Kiski Area wrestlers eye rematches in WPIAL tournament
Kiski Area senior 145-pounder Joey Blumer lost sleep on a regular basis during two-plus seasons of his varsity wrestling career as he let musings about upcoming matches consume his thoughts.
As he readies for his final WPIAL Class AAA individual tournament, the senior hopes the possibility of rematches with two familiar rivals doesn't lead him down a path toward old, bad habits.
Count Blumer as one of several Cavaliers who enter the WPIAL championships, which begin at 11 a.m. Friday at Canon-McMillan High School and continue on Saturday, with potentially more knowledge than they need about front runners in their respective weight classes. A total of 12 wrestlers from Kiski Area qualified.
“This year, I've done a lot better (with controlling thoughts) than in the past couple years,” said Blumer, whose six losses this season include two setbacks to No. 1 seed Jarod Verkleeren of Hempfield and one to No. 2 seed Jake Hinkson of North Allegheny. “I don't lose sleep anymore. But I think about them. I should probably think about them a little less, but they're always in my mind.”
Junior 126-pounder Noah Levett, a No. 3 seed, is no stranger to Franklin Regional senior Spencer Lee, a three-time WPIAL and PIAA champion without a loss in his high school career — they met twice in the individual postseason a year ago and twice earlier this season, including in last Saturday's Section 1-AAA finals.
And sophomore 138-pounder Cam Connor, a No. 4 seed, hopes to earn a fourth shot at No. 1 seed and Hempfield junior Luke Kemerer, who won when they met the three previous times this season, including Saturday in the Section 1-AAA finals.
“It's fun to see where you're at when you're wrestling those good guys,” Connor said. “Just shows how you're improving, if you need to practice harder.”
“Fun” is a relative concept, of course. If results remain lopsided and familiarity continues to grow between two wrestlers, perspectives mature. Just ask Levett, who recognizes both the good and bad of his seemingly inevitable run-ins with Lee.
“Going into every tournament, I know if I have to wrestle Spencer, it'll probably be in the finals,” Levett said. “So if I end up wrestling him, that means I made the finals. That's kind of a motivation there in itself.”
Blumer, Levett and Connor's seedings suggested the WPIAL committee recognized the caliber of competition in Section 1-AAA at their respective weights and put them ahead of champions from other sections.

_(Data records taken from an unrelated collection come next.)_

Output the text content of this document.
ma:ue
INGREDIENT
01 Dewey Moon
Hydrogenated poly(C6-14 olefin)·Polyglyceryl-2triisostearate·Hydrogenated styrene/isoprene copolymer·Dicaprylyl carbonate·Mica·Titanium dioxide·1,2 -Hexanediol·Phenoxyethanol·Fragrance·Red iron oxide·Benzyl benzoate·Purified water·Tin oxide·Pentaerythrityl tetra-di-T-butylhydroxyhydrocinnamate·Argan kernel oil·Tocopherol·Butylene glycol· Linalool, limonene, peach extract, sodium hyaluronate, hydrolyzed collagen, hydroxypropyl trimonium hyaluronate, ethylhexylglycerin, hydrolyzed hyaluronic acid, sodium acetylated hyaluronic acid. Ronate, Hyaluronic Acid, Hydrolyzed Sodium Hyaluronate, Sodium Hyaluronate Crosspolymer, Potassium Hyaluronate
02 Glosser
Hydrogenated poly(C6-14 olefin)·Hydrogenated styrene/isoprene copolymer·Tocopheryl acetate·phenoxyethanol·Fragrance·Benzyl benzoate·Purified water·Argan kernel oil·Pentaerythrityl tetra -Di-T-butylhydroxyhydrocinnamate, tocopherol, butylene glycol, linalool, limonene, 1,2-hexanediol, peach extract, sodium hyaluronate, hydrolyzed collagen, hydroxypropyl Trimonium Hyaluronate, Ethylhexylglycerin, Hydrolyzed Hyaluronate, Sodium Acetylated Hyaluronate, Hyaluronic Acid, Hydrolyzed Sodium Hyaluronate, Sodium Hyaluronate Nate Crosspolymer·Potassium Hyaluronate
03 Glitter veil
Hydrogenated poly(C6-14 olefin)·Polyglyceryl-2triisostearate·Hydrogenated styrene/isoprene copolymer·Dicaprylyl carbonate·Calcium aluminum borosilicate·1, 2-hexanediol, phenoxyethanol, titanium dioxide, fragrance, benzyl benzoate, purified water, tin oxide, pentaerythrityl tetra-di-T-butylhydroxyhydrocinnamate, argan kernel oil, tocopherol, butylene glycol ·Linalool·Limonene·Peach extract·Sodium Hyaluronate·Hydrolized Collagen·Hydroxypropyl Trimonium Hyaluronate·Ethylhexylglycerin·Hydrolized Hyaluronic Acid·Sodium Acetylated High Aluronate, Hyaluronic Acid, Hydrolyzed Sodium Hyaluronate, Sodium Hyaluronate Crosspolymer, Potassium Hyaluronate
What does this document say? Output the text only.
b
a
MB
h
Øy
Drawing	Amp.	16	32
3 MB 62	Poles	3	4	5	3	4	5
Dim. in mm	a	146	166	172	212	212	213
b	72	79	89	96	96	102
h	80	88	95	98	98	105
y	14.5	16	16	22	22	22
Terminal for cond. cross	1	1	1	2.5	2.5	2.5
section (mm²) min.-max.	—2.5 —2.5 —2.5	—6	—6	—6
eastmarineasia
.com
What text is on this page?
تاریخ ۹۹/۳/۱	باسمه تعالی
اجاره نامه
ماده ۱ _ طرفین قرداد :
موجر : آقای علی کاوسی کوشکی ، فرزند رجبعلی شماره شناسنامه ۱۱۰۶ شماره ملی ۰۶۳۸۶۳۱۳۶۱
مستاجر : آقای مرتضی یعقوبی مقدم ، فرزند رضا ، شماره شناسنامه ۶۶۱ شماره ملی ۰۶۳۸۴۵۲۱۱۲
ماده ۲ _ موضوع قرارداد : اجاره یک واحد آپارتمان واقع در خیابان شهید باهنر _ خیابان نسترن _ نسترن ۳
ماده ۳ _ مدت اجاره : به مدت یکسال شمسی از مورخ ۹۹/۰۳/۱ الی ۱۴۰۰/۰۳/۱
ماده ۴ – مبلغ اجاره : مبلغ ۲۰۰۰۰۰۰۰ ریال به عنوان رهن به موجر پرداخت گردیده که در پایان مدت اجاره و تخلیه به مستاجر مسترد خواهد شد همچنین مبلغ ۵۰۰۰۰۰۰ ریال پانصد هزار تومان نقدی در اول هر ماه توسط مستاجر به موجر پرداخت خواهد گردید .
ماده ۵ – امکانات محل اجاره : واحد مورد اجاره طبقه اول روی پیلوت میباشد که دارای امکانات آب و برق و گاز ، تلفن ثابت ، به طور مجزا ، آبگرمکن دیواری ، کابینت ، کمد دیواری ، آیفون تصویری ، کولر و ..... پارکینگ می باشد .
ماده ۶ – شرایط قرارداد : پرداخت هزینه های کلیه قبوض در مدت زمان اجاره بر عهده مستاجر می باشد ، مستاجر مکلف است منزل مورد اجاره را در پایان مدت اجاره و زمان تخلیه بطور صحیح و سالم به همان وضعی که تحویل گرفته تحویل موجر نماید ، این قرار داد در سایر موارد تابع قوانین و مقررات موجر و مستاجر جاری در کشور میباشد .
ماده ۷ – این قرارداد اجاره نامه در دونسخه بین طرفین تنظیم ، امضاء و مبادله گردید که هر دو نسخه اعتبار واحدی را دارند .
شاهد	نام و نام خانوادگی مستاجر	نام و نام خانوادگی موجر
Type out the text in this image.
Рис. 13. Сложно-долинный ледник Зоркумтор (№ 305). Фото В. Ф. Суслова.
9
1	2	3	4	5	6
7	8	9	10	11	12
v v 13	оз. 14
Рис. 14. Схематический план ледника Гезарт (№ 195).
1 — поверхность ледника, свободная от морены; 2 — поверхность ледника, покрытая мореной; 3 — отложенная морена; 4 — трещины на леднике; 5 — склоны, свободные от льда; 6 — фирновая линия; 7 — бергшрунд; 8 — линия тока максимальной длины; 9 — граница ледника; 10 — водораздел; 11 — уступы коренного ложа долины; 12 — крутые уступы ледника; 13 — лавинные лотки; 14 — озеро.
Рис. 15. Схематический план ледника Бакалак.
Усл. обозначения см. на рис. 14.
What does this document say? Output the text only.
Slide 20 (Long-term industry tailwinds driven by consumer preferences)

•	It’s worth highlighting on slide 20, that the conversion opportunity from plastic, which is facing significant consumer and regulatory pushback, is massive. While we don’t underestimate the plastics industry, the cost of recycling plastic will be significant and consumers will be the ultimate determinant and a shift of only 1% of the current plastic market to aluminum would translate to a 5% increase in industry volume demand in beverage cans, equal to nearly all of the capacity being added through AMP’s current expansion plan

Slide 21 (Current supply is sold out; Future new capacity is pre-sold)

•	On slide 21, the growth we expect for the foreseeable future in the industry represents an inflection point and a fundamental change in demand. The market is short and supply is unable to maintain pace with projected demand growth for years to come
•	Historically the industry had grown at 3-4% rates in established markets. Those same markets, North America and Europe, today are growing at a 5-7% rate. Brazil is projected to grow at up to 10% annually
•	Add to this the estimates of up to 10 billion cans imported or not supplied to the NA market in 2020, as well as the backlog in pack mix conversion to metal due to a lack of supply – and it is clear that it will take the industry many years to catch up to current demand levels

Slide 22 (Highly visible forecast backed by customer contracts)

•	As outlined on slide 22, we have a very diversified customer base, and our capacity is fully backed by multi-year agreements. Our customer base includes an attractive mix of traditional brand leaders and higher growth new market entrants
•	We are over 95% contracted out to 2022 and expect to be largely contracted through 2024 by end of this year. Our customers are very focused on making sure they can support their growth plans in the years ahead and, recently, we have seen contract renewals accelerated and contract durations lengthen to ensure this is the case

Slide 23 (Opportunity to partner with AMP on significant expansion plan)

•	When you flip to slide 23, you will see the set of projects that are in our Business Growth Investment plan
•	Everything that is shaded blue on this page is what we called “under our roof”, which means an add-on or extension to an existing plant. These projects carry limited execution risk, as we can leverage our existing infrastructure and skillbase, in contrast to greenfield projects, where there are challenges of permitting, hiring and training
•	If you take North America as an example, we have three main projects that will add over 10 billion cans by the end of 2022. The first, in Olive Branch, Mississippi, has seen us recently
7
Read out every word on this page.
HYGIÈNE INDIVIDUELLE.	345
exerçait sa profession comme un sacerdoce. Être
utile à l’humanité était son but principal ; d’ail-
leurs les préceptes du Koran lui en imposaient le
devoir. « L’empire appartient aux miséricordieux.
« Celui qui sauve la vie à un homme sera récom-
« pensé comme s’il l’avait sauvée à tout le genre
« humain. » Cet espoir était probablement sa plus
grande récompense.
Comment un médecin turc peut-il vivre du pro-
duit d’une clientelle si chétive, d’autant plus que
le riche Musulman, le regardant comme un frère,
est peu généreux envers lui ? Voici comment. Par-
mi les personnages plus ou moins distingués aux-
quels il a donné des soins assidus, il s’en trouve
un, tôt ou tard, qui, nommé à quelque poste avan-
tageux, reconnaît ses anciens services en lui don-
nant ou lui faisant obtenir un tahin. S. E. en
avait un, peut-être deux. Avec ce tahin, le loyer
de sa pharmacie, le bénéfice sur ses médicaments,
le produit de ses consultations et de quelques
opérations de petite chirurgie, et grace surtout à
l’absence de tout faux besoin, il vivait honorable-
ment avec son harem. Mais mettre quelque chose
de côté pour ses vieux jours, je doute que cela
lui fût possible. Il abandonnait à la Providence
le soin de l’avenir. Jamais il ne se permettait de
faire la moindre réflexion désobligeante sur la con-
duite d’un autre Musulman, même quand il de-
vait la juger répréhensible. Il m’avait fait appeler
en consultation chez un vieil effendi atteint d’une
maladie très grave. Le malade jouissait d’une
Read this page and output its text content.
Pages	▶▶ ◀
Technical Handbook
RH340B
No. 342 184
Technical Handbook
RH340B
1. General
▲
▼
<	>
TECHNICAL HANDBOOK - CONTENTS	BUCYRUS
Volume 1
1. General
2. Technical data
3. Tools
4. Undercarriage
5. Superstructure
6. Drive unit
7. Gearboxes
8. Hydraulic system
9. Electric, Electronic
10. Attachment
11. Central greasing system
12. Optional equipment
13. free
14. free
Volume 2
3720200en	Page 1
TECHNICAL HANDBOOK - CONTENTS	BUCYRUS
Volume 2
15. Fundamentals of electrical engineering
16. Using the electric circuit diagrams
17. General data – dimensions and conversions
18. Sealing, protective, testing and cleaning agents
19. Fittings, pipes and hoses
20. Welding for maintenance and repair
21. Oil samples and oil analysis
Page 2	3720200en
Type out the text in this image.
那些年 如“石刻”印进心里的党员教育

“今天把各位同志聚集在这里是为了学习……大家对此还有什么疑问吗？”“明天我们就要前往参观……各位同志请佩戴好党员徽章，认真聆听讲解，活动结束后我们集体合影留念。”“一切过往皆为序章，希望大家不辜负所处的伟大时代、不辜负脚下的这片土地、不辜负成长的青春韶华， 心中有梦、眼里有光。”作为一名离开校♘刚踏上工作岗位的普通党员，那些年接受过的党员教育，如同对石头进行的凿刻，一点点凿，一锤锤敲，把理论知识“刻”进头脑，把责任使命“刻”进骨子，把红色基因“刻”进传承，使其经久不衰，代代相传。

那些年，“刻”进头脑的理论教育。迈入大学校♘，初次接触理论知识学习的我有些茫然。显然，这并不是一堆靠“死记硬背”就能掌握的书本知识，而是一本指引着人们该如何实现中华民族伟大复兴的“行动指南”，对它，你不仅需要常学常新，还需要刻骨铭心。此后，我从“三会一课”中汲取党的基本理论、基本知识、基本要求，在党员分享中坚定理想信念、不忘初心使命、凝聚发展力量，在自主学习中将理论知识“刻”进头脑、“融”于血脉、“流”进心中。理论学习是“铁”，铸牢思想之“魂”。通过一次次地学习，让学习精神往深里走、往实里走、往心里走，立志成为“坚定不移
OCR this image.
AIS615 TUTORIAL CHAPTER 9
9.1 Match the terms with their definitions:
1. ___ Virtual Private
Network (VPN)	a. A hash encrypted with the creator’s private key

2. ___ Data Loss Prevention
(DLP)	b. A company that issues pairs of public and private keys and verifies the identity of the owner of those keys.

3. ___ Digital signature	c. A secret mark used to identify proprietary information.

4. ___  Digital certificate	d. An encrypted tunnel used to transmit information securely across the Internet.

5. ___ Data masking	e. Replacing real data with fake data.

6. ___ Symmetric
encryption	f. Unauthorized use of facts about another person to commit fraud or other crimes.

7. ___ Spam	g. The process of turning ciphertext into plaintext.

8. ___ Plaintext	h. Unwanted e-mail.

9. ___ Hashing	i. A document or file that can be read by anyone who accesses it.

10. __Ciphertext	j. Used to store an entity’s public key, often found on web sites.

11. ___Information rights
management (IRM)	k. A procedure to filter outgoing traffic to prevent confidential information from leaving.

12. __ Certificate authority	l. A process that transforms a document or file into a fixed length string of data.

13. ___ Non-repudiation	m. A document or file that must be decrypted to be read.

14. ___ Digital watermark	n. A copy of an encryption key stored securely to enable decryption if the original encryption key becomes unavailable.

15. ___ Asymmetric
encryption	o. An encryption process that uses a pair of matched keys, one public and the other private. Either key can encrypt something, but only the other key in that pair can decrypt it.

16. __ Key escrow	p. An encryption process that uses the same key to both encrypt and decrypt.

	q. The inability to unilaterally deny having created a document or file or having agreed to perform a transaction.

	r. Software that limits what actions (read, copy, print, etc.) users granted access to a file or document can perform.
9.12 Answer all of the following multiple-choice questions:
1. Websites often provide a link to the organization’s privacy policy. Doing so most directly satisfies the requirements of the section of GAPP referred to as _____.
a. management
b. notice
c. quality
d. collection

That's an approach coach Chris Heater finds agreeable — section championships should not guarantee top-four seeds, he said. But Heater also watched the WPIAL's more subjective style backfire for two of his team's four section title winners.
While sophomore 106-pounder Darren Miller grabbed the No. 1 seed in the WPIAL and junior 285-pounder Isaac Reid landed a No. 2 slot, brothers Danny and Tommy Starr both ended up outside the top four of their weight classes after winning gold on Saturday.
Danny Starr, a junior 195-pounder with a 32-8 record, received the No. 5 seed in the WPIAL.
Even more surprising, Tom Starr, a senior 220-pounder with a 37-5 record, garnered a No. 7 seed after pinning his way to a title in Section 1-AAA.
“Sometimes it's hard to understand the philosophy a little bit or why kids are where they're at,” Heater said.
But among the Cavaliers, the coach continued, perhaps none are wired better for such a situation than the Starrs, who share a take-on-all-comers attitude.
Blumer said he sometimes envies teammates who can resist the urge to research opponents. He welcomes reminders from Heater, another avid studier, to stop analyzing and just start attacking.
“Sometimes you can put a little too much stock into a name or credentials instead of just brawling for five or six minutes,” Heater said.
“I think the guys that can line up and just wrestle the man and not the name, they're better off.”